Die regionalen Diskrepanzen in puncto Impfstatus könnten größer nicht sein, wie viele Kommentare im Thread deutlich machen. „Kenne bis auf ein paar Leute (darunter 5 Ärzte verschiedener Gebiete und KH) keinen Ungeimpften, dennoch hatte ich heute dankbare Patienten aus der Region zwischen Aschaffenburg und Würzburg, die 2 h hergefahren kamen, um einen Impfslot zu ergattern“, berichtet ein Arzt aus Wiesbaden. „Scheinbar ist es momentan je nördlicher, desto schwieriger […] Ist wohl wirklich regional sehr divers“, wirft jemand ins Gespräch ein.
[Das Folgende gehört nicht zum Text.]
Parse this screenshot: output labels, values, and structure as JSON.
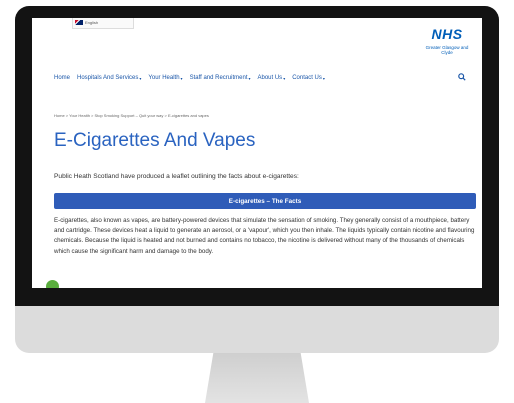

Zwar klagen immer noch viele Menschen darüber, trotz hoher Anstrengungen keinen Impftermin zu bekommen. Doch hier sollte es realistischerweise in den nächsten Wochen und Monaten zu einer Entstauung kommen. So langsam könnten wir also in Deutschland langsam an einen Punkt kommen, wo die Zahl der täglichen Impfungen absinkt.
Dieser Trend zeichnet sich auch in den USA und anderen Ländern bereits ab. US-Präsident Joe Biden wird sein gestecktes Impfziel voraussichtlich nicht erreichen – und zwar nicht aufgrund fehlenden Impfstoffs, sondern wegen mangelnder Impfbereitschaft, wie diversen Medienberichten zu entnehmen ist.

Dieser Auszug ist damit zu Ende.